PORT-AU-PRINCE, (Reuters) – Ten U.S. missionaries detained in Haiti were charged yesterday with child kidnapping and criminal association for trying to take children illegally out of the earthquake-hit country.
After announcing the charges, Haitian Deputy Prosecutor Jean Ferge Joseph told the Americans their case was being sent to an investigative judge.
“That judge can free you but he can also continue to hold you for further proceedings,” the deputy prosecutor told the five men and five women at a hearing.
As the decision was announced, the Americans, most of whom belong to an Idaho-based Baptist church, appeared stunned, and some shook their heads in disbelief.
They were arrested last week on Haiti’s border with the Dominican Republic when they tried to cross with a busload of 33 children they said were orphaned by the devastating Jan. 12 quake. Haitian authorities said the group lacked the authorization needed to take the children out of Haiti.

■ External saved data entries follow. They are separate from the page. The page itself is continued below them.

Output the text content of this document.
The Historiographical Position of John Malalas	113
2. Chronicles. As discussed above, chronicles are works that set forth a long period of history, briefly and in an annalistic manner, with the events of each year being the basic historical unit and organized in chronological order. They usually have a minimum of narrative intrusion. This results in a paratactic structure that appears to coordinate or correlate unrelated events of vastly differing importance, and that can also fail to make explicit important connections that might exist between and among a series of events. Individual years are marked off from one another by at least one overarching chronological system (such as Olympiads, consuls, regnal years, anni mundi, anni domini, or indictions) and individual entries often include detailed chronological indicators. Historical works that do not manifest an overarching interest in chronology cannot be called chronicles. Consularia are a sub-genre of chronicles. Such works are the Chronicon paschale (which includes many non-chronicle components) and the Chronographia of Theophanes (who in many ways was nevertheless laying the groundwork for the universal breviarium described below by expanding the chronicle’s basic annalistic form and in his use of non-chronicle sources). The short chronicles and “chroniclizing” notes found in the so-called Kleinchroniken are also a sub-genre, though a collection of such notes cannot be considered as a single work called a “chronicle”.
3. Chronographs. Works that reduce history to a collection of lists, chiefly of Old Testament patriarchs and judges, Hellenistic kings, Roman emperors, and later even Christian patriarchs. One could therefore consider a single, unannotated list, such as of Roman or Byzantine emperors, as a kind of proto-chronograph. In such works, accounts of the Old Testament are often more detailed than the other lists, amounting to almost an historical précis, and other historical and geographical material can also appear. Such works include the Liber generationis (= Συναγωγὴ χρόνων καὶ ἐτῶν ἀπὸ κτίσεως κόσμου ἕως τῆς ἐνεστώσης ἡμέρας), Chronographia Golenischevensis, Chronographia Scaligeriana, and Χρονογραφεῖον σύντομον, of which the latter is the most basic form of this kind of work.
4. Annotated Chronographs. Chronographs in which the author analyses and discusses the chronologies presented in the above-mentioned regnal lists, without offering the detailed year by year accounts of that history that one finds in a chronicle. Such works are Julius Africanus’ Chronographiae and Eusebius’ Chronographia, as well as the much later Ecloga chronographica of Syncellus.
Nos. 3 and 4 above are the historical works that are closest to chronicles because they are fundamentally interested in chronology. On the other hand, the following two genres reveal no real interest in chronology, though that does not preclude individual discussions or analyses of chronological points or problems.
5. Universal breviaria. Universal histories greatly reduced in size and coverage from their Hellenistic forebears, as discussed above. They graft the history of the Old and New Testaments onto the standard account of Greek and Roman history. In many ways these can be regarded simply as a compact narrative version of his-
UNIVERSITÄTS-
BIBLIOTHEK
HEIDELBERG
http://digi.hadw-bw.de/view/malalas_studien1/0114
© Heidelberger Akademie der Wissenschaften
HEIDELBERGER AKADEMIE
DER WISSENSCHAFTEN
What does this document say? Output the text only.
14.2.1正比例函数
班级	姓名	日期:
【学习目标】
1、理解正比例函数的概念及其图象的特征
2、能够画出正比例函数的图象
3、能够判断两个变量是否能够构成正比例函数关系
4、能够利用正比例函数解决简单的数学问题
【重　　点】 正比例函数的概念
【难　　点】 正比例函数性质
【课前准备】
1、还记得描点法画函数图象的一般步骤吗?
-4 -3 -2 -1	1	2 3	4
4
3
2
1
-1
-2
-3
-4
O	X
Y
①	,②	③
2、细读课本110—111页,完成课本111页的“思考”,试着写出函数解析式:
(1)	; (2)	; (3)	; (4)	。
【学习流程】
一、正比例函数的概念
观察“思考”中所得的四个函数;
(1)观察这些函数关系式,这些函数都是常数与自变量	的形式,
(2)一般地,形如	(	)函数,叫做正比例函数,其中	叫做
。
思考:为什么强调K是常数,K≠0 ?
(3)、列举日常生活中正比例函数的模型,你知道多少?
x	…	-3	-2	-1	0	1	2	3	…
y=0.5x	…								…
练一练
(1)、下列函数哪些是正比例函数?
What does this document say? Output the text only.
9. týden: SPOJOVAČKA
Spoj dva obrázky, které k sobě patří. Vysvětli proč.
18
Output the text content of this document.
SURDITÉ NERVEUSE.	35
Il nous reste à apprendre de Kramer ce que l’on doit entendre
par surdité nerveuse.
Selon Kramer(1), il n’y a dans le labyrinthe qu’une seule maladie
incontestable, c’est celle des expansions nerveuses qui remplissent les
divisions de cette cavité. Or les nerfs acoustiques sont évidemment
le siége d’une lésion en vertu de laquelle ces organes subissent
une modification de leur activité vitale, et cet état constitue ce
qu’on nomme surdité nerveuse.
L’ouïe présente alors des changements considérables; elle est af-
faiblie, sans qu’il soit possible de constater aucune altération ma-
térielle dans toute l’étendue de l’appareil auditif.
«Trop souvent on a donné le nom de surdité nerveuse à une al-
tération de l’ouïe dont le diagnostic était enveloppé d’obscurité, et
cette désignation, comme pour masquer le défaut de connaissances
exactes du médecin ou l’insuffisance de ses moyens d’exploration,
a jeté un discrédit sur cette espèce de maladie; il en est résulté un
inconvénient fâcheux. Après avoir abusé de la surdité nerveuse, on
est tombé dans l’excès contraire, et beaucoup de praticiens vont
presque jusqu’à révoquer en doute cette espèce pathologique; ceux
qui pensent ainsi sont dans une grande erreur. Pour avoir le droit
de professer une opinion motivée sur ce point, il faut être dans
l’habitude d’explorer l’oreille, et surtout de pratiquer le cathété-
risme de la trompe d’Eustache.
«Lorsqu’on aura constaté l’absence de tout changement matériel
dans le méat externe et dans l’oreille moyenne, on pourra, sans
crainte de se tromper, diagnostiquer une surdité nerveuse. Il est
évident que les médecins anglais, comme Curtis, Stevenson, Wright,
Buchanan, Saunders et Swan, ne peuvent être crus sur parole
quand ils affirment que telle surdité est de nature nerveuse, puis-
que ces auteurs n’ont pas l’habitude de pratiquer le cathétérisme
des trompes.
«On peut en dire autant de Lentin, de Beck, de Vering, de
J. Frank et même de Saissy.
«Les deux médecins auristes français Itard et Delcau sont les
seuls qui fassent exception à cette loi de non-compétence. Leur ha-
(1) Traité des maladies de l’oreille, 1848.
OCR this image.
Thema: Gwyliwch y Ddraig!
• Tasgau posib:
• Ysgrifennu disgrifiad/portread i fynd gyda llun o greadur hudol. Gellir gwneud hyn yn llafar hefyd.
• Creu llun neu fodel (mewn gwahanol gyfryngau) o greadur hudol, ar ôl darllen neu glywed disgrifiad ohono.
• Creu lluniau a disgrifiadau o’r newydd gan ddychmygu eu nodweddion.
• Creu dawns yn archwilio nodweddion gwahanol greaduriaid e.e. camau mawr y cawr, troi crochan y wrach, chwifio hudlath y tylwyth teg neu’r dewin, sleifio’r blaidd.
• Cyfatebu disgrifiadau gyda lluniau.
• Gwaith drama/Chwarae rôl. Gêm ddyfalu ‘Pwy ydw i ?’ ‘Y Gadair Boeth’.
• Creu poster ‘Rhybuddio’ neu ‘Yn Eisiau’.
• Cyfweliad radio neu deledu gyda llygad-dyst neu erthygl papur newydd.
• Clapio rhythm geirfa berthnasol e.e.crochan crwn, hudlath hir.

All 10 Americans, who range in age from 18 to 55, acknowledged under questioning from the prosecutor they had apparently committed a crime by seeking to take the children across the border without proper documents. But they said they were unaware of that until after their arrest. “We didn’t know what we were doing was illegal. We did not have any intention to violate the law. But now we understand it’s a crime,” said Paul Robert Thompson, a pastor who led the group in prayer during a break in the session.
Group leader Laura Silsby told the hearing: “We simply wanted to help the children. We petition the court not only for our freedom but also for our ability to continue to help.”
Most of the Americans, who have been in jail since last Friday, were covered with severe mosquito bites. The prosecutor asked them at one point if they wanted to see a doctor.
Afterward, the missionaries did not speak to a mob of reporters as they were taken back to police headquarters to await the judge’s decision.
The case could be diplomatically sensitive at a time when the United States is spearheading a huge relief effort to help hundreds of thousands of Haitian quake victims, and as U.S. aid groups pour millions of dollars of donations into Haiti.
The U.S. ambassador to Haiti, Kenneth Merten, met with the missionaries at police headquarters after the hearing and told reporters that “to the best of my knowledge, they’re being treated according to Haitian law.
“We’d like to assure they get treated according to the law, the Haitian law, and that they get treated fairly,” he said.
“We continue to provide appropriate consular assistance and to monitor developments in the legal case,” State Department spokesman Gordon Duguid said in Washington.
Speaking before the Haitian charges were announced, another State Department spokesman, P.J. Crowley, said the United States was not seeking to interfere in the case.
Crowley sought to play down comments on Wednesday by U.S. Secretary of State Hillary Clinton that Washington was in talks with the Haitian government “about the appropriate disposition of their (missionaries’) cases.”
“I wouldn’t read too much into that,” he said. “We have been in touch with Haitian judicial officials just to help understand how they were going to act in this particular case.
“I would put this in the context of, you know, asking for clarifications about … what (their) procedure would be, what the … timeline, capacity (is) to be able to pursue this case,” he added.
After the Americans’ arrest, evidence emerged that most of the children intercepted with them were not orphans. Haitian police said some parents admitted to handing over their children to the missionaries in the belief they would get an education and a better life.
Silsby told the hearing her group was taking the children to a 45-room hotel it was converting to an orphanage in Cabarete, Dominican Republic.
“We were going to house them there,” she said of the beach resort. “They could stay there, go to school and live well and the parents could come and visit them.”